When it comes to choosing a supplier for our energy needs, price and quality of service are the two most looked upon aspects of a service provider. These two will dictate your choices and will either seal or break the deal. Excellent customer service is always a good selling point for any company. It's just common sense.
The natural gas market is highly dependent on supply and demand. Energy is finite and there are only a few existing alternatives for natural gas, fuel for heating and electricity generation in this world. Better keep your eyes open for any news on the increase or decrease in prices as these will definitely affect your next bill. Especially in the winter where everyone wants to stay warm and cozy indoors, which leads to a higher demand for gas supply.
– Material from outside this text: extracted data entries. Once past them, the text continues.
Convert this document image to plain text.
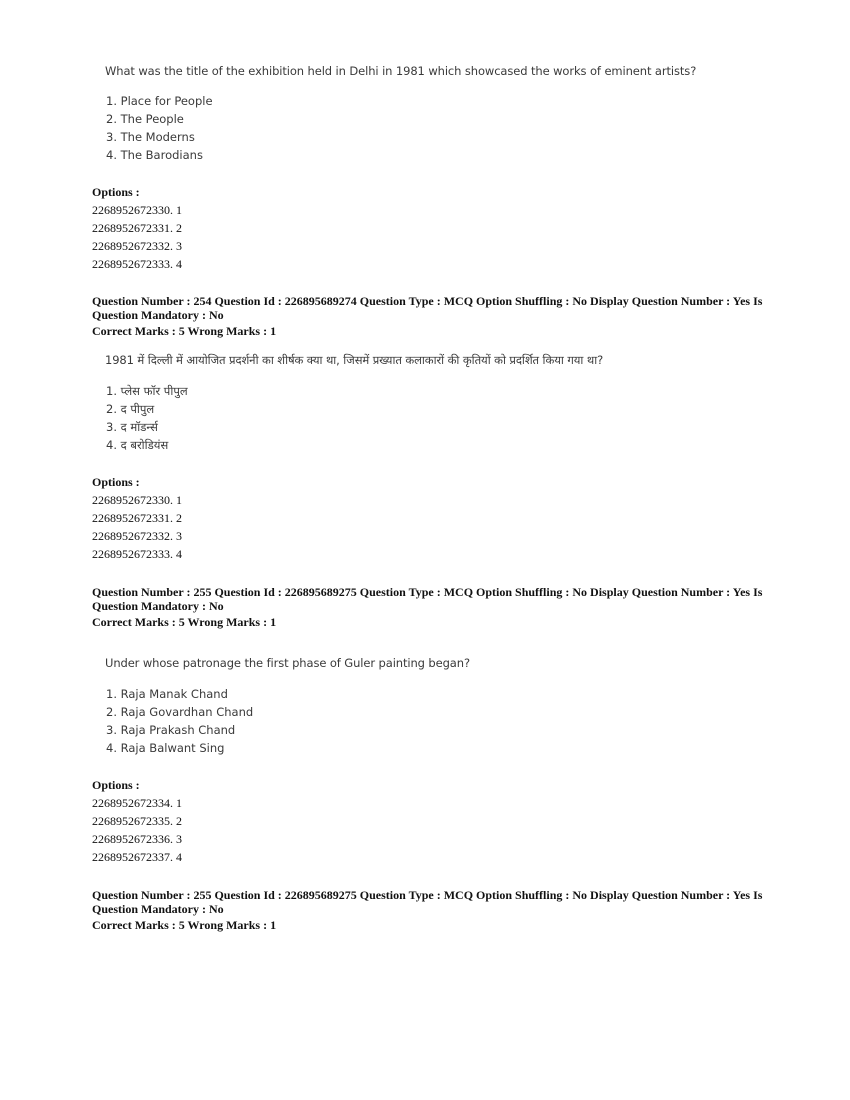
What was the title of the exhibition held in Delhi in 1981 which showcased the works of eminent artists?
1. Place for People
2. The People
3. The Moderns
4. The Barodians
Options :
2268952672330. 1
2268952672331. 2
2268952672332. 3
2268952672333. 4
Question Number : 254 Question Id : 226895689274 Question Type : MCQ Option Shuffling : No Display Question Number : Yes Is Question Mandatory : No
Correct Marks : 5 Wrong Marks : 1
1981 में दिल्ली में आयोजित प्रदर्शनी का शीर्षक क्या था, जिसमें प्रख्यात कलाकारों की कृतियों को प्रदर्शित किया गया था?
1. प्लेस फॉर पीपुल
2. द पीपुल
3. द मॉडर्न्स
4. द बरोडियंस
Options :
2268952672330. 1
2268952672331. 2
2268952672332. 3
2268952672333. 4
Question Number : 255 Question Id : 226895689275 Question Type : MCQ Option Shuffling : No Display Question Number : Yes Is Question Mandatory : No
Correct Marks : 5 Wrong Marks : 1
Under whose patronage the first phase of Guler painting began?
1. Raja Manak Chand
2. Raja Govardhan Chand
3. Raja Prakash Chand
4. Raja Balwant Sing
Options :
2268952672334. 1
2268952672335. 2
2268952672336. 3
2268952672337. 4
Question Number : 255 Question Id : 226895689275 Question Type : MCQ Option Shuffling : No Display Question Number : Yes Is Question Mandatory : No
Correct Marks : 5 Wrong Marks : 1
There are two ways to go around paying for your gas: fixed or variable. Fixed prices, as the name goes, means you pay the same amount each month. An advantage is that you are, in a way, not affected by the fluctuations in price. Your company will still provide you with your needs even if you are paying less for the actual price of the gas you consume. Disadvantage is, when the prices do go down, you are actually paying more for your gas. So it's a give-and-take kind of deal. For variable pricing, you pay what the market tells you to pay for your gas supply. If demand is low this month, you'll pay less. If it's up, you pay more. Expect some drastic changes in prices every now and then.
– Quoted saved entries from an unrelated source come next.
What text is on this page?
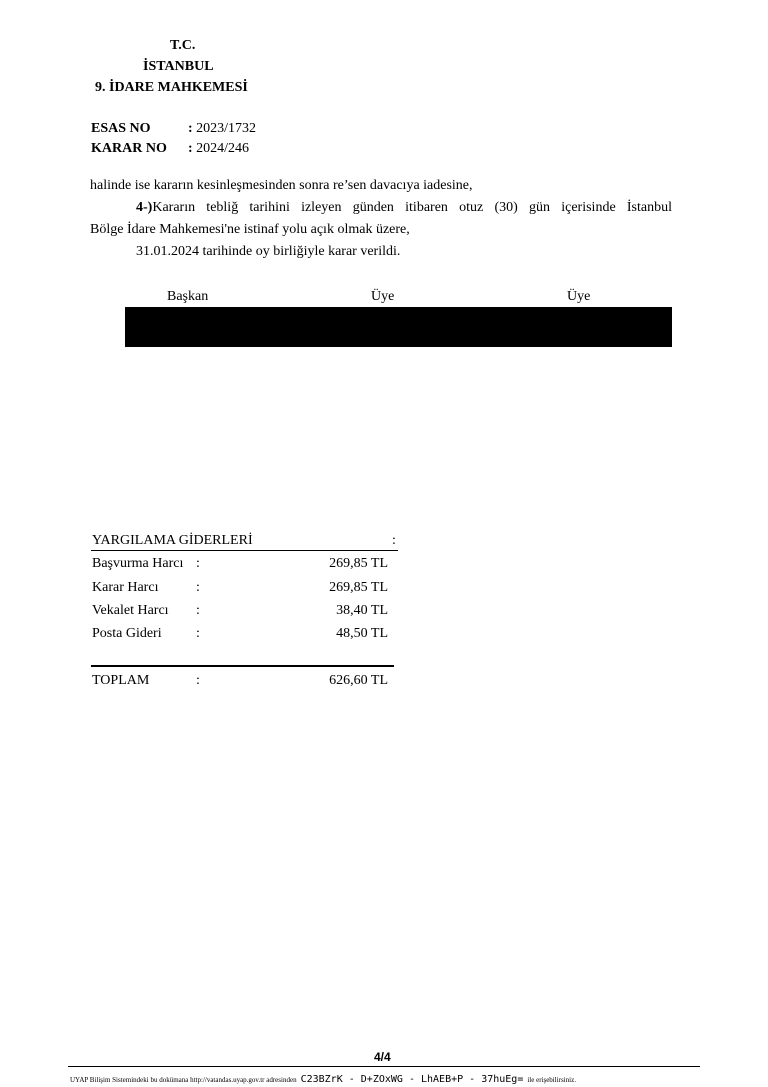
T.C.
İSTANBUL
9. İDARE MAHKEMESİ
ESAS NO	: 2023/1732
KARAR NO : 2024/246
halinde ise kararın kesinleşmesinden sonra re’sen davacıya iadesine,
4-)Kararın tebliğ tarihini izleyen günden itibaren otuz (30) gün içerisinde İstanbul
Bölge İdare Mahkemesi'ne istinaf yolu açık olmak üzere,
31.01.2024 tarihinde oy birliğiyle karar verildi.
Başkan	Üye	Üye
YARGILAMA GİDERLERİ	:
Başvurma Harcı :	269,85 TL
Karar Harcı	:	269,85 TL
Vekalet Harcı :	38,40 TL
Posta Gideri :	48,50 TL
TOPLAM	:	626,60 TL
4/4
UYAP Bilişim Sistemindeki bu dokümana http://vatandas.uyap.gov.tr adresinden C23BZrK - D+ZOxWG - LhAEB+P - 37huEg= ile erişebilirsiniz.
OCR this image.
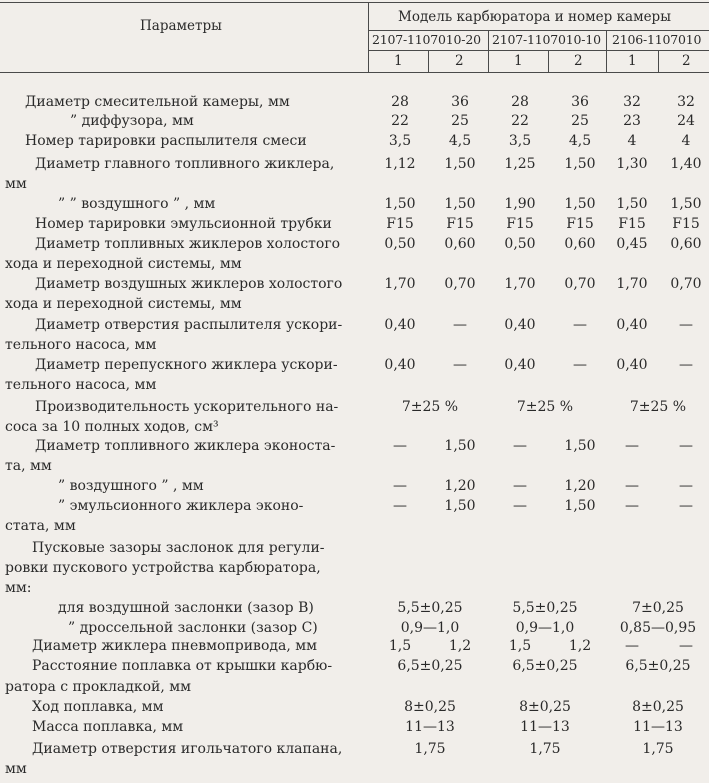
Параметры
Модель карбюратора и номер камеры
2107-1107010-20 2107-1107010-10 2106-1107010
1	2	1	2	1	2
Диаметр смесительной камеры, мм	28	36	28	36	32	32
” диффузора, мм	22	25	22	25	23	24
Номер тарировки распылителя смеси	3,5	4,5	3,5	4,5	4	4
Диаметр главного топливного жиклера,	1,12	1,50	1,25	1,50	1,30	1,40
мм
” ” воздушного ” , мм	1,50	1,50	1,90	1,50	1,50	1,50
Номер тарировки эмульсионной трубки	F15	F15	F15	F15	F15	F15
Диаметр топливных жиклеров холостого	0,50	0,60	0,50	0,60	0,45	0,60
хода и переходной системы, мм
Диаметр воздушных жиклеров холостого	1,70	0,70	1,70	0,70	1,70	0,70
хода и переходной системы, мм
Диаметр отверстия распылителя ускори-	0,40	—	0,40	—	0,40	—
тельного насоса, мм
Диаметр перепускного жиклера ускори-	0,40	—	0,40	—	0,40	—
тельного насоса, мм
Производительность ускорительного на-	7±25 %	7±25 %	7±25 %
соса за 10 полных ходов, см³
Диаметр топливного жиклера эконоста-	—	1,50	—	1,50	—	—
та, мм
” воздушного ” , мм	—	1,20	—	1,20	—	—
” эмульсионного жиклера эконо-	—	1,50	—	1,50	—	—
стата, мм
Пусковые зазоры заслонок для регули-
ровки пускового устройства карбюратора,
мм:
для воздушной заслонки (зазор B)	5,5±0,25	5,5±0,25	7±0,25
” дроссельной заслонки (зазор C)	0,9—1,0	0,9—1,0	0,85—0,95
Диаметр жиклера пневмопривода, мм	1,5	1,2	1,5	1,2	—	—
Расстояние поплавка от крышки карбю-	6,5±0,25	6,5±0,25	6,5±0,25
ратора с прокладкой, мм
Ход поплавка, мм	8±0,25	8±0,25	8±0,25
Масса поплавка, мм	11—13	11—13	11—13
Диаметр отверстия игольчатого клапана,	1,75	1,75	1,75
мм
Other than price, quality of service is also a main reason why you choose a certain service provider. Stories about freak accidents, houses with leaky gas pipes and faulty valves blowing up pop-up every now and then. Your supplier should have scheduled inspections of the pipes in your house and your neighborhood. They should also be quick to respond to any safety concerns, from noisy pipes to your house smelling like gas. Also monitor your gas usage by checking your meter each month and see if everything is exact on your bill. Your supplier should be able to resolve complaints and disputes immediately. Review your contract before going in one; but if you can, skip the contract altogether. A contract only binds you and when things go south, you're stuck.